The whole "scrutinize for legality" bit is overwrought and makes me question this whole thing. Are we to expect that every request has been established as perfectly legal? No. Dropbox isn't big enough to fight the government in court, and the legality of FISA requests hasn't been definitively established.
IMHO the 2nd line is the most interesting part here. There's a substantial interest in user data by other nations, a fact overshadowed by Snowden-NSA affair.
A bit of cold shower if you think hosting abroad is a viable solution to data privacy. You have nowhere to go.
> This report doesn't include national security requests ... the government allows services to disclose only the aggregate number of all law enforcement and national security requests received
It does not. Further down the page, they link to a document [1] that states that they would be required to report NSRs and law enforcement requests (combined) in ranges of 1,000, if they wanted to include the NSRs.

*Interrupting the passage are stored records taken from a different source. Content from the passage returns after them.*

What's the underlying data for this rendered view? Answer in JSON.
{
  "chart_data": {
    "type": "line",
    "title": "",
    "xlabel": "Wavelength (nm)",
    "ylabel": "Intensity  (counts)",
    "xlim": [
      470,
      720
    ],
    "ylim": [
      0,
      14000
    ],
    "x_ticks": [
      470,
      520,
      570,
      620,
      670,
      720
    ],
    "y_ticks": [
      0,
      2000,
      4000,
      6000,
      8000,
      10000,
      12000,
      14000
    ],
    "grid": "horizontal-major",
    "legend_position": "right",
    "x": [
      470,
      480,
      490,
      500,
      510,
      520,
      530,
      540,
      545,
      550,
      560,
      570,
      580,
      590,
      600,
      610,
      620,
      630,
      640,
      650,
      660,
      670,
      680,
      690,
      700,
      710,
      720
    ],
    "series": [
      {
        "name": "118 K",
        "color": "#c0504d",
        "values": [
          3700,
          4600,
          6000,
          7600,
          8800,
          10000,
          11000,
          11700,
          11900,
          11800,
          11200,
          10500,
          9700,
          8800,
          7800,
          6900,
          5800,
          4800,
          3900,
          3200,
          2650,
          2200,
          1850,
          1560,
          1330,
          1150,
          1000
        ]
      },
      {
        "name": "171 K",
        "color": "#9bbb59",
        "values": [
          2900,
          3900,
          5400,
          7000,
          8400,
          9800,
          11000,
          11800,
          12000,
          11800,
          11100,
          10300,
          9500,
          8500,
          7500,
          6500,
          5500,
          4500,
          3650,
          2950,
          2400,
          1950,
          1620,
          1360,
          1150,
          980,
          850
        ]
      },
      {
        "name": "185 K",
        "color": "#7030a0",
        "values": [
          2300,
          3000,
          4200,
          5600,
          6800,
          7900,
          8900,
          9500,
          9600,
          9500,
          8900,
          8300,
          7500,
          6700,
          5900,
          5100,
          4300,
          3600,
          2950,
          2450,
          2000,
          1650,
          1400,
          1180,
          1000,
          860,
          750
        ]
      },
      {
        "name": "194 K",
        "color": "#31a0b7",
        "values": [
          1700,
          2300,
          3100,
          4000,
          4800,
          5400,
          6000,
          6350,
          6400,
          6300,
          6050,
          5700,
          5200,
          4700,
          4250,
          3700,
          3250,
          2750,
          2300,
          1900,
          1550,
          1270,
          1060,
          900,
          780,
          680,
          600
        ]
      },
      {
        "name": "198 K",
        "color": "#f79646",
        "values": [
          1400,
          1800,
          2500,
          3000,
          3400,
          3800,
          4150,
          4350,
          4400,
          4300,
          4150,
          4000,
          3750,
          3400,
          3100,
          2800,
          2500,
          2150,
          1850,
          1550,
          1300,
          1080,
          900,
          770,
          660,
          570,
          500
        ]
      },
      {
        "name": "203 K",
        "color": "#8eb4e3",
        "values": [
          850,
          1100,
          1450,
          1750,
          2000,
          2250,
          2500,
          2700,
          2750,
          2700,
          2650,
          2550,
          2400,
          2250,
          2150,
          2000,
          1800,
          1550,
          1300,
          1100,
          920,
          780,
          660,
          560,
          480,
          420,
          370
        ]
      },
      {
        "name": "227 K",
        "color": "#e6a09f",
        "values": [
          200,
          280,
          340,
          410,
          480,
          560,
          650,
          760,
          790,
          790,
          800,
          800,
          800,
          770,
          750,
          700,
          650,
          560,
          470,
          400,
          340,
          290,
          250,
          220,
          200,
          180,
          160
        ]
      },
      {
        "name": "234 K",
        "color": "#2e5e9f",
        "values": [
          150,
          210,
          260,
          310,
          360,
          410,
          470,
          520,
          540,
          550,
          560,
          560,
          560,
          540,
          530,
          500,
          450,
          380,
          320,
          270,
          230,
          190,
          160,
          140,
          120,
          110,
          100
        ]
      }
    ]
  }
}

Dropbox isn't particularly secure in the first place, so I doubt the NSA needs to ask for any information. Especially as most of the auth is done over SSL/HTTP
Doesn't help, because the most plausible number is "0-1000" (which actually means >0 and <1000, since =0 would be handled differently). They're not allowed to report NSL+LE with more precision.
> * This report doesn't include national security requests.
What good is this "Transparency Report" if it excludes an unspecified number arbitrary wide secret information access requests? The one kind that actually ignited the fire under Dropbox ass.
How can they seriously think this could calm and reassure anyone who cares about privacy of their data held with Dropbox?